Ayrıca tik bozuklukları ve Tourette hastalığında da konuşma bozuklukları görülür. Kekemeliği de sayarsak bu üç hastalık sıklıkla erkek çocuklarda görülür. Her üç bozuklukta yaşla birlikte azalır. Emosyonel stres, bozukluğun şiddetlenmesine neden olur. Hatta bazen parkinson hastalarında da konuşmanın aniden kesildiği olur. Bu bozuklukların ortak bileşenleri DA jik sistemdeki bozukluklar olmalıdır (Swift, 1975).
Bu hipotezi test etmek için yapılan araştırmada; bir grup hastaya haloperidol, bir gruba da apomorfin verilmiştir. Apomorfinin DA jik hiperaktiviteyi arttırarak kekemeliği kötüleştireceği, haloperidolün de iyileştireceği akla gelmektedir.

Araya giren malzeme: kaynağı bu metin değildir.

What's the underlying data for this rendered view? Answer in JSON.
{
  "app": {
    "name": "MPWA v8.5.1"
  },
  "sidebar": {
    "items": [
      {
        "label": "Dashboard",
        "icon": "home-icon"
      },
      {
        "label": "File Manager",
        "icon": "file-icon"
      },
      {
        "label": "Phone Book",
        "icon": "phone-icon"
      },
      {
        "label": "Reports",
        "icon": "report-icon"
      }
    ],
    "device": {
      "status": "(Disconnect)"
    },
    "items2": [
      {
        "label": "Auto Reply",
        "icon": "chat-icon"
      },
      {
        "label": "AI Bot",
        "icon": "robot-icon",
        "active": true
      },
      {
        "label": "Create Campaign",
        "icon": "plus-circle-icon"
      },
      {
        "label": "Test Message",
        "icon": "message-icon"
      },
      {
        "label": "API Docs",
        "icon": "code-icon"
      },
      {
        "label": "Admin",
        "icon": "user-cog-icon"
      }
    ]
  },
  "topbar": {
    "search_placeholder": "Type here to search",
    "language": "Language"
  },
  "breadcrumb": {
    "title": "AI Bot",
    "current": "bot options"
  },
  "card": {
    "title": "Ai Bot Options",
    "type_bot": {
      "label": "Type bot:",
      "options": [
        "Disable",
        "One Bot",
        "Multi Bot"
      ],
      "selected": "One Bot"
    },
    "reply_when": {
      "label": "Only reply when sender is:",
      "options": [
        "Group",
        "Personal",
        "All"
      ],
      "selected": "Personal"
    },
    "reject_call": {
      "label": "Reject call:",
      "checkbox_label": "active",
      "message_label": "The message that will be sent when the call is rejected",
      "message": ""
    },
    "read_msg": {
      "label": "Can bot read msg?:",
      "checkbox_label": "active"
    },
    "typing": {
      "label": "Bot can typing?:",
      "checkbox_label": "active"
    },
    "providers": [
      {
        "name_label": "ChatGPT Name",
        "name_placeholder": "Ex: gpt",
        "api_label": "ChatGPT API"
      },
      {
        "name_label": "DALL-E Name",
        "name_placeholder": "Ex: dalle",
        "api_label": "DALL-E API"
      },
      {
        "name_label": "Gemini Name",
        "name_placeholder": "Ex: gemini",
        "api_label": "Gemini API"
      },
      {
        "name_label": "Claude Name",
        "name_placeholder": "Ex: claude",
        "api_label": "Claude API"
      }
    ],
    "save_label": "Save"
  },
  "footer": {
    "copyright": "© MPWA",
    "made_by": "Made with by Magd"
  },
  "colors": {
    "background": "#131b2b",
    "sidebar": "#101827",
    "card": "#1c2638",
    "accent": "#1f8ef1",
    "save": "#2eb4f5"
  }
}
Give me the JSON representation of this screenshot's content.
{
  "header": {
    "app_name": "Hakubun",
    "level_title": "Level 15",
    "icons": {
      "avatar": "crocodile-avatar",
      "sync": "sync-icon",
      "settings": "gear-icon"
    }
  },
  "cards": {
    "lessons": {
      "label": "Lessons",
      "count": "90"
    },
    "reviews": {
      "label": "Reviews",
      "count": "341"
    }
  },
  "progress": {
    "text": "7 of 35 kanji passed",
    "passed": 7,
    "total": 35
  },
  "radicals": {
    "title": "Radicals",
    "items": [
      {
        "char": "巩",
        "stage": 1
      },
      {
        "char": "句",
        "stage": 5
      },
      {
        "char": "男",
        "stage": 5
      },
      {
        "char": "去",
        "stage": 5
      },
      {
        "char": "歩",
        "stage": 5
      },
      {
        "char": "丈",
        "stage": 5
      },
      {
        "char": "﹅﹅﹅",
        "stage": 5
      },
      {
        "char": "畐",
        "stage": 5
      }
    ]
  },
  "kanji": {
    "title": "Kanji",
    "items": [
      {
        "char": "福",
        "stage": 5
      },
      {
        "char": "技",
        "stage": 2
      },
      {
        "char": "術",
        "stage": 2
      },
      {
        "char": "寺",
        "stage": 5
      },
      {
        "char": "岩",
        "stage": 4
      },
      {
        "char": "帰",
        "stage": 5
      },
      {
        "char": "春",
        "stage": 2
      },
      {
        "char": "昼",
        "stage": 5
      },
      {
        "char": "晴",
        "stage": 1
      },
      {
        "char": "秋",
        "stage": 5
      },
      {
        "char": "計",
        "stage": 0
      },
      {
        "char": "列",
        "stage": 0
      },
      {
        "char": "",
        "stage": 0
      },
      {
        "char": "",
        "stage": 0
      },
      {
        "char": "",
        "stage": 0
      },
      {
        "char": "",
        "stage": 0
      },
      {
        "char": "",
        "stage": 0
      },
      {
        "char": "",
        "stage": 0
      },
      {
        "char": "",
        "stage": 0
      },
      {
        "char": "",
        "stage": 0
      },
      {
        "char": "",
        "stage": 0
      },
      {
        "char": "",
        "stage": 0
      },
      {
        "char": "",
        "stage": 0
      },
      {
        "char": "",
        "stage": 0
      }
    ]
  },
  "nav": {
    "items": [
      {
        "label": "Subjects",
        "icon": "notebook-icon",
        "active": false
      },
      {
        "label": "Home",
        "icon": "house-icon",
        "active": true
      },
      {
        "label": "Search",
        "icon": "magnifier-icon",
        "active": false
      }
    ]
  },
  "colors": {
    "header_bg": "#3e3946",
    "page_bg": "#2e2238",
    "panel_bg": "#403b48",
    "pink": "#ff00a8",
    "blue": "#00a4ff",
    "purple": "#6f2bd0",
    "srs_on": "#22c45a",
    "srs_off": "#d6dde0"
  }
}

Çalışmanın sonucunda, haloperidol tabloyu iyileştirirken apomorfinin beklendiği gibi kekemeliği arttırmadığı hatta bazı olgularda belli ölçülerde iyileşme de sağladığı görülmüştür. Hatta bazı olgularda haloperidol ile kombine edilen apomorfinin daha büyük bir iyilik hali oluşturduğuna işaret edilmiştir. Bu çelişkili sonucun açıklaması şöyle yapılabilir : Apomorfin düşük dozlarda presinaptik bölgedeki D2 reseptörlere dokunmamaktadır. Hal böyle olunca, presinaptik bölgeden salınan DA miktarı düşmekte ve DA jik aktivite gerilemektedir. Sonuçta kekemeliği ortaya çıkaran hiperdopaminerjik aktivite azaldığı için tablo ortadan kalkmaktadır (Brady 1991).
Verapamil
1980’de Zachriah, kardiyak problemleri olan kekeme bir hastaya verapamil verdiğinde hastanın kardiyak problemi ile beraber kekemeliğinin de ortadan kalktığını görmüştür. Zachriah, daha sonra verapamili kekemelerde çift kör kontrollü bir çalışmada denemiş ve olumlu sonuç almıştır. Bu çalışmada verapamil günde 80 mg kullanılmıştır. Daha sonra bağımsız bazı araştırıcılar tarafından da verapamilin kullanıldığını ve olumlu neticelerin alındığını görüyoruz. Sonuç alınması bazen uzayabilir. Örneğin 2.5 sene kullanan olgular olmuştur.
Verapamilin etkisinin çene kaslarının tonusunda azalma yaratmasıyla ilgili olduğu düşünülmüştür.
Kekemelikte, beta blokerler de denenmiştir. Propranolol(40 mg/gün), betaksolol(20 mg/gün) ve oksprenolol(40 mg/gün) dozlarında ya etkili olmamışlar; veya etkili olsalar bile ilaç bırakıldıktan sonra kekemeliğin şiddetli biçimde geriye döndüğü görülmüştür.
Bunların dışında karbamazepinin ve bir asetil kolin analoğu olan betanekolün denediğini görüyoruz. Betanekolün kolinomimetik bir ajan olarak yararlı olması, daha önce bilinenlere de uygun düşmektedir. Çünkü antikolinerjik özellikleri olan antidepresan ilaçlarda kekemeliği ortaya çıkartıcı bir rol oynamaktadırlar. Kekemelik tarihinde önemli bir isim olarak, 1949 da 10 kekeme hastayı neostigmin ile iyileştirdiğini bildiğimiz Schaubel vardır. Diğer yandan, kolinersterazı inhibe ederek kolinomimetik bir etki gösteren neostigminin bu etkisi, yukarıdaki sonuçlarla uyumlu bir durumdur. Neostigmin bazı spastik durumlarda da iyileşme sağlamaktadır.
Son olarak üzerinde çalışılan üç ilaç, fluoksetin ve klomipramin ve venlafalksindir. Her üç ilaçtan da, umut verici bazı sonuçlar alındığı bildirilmiştir.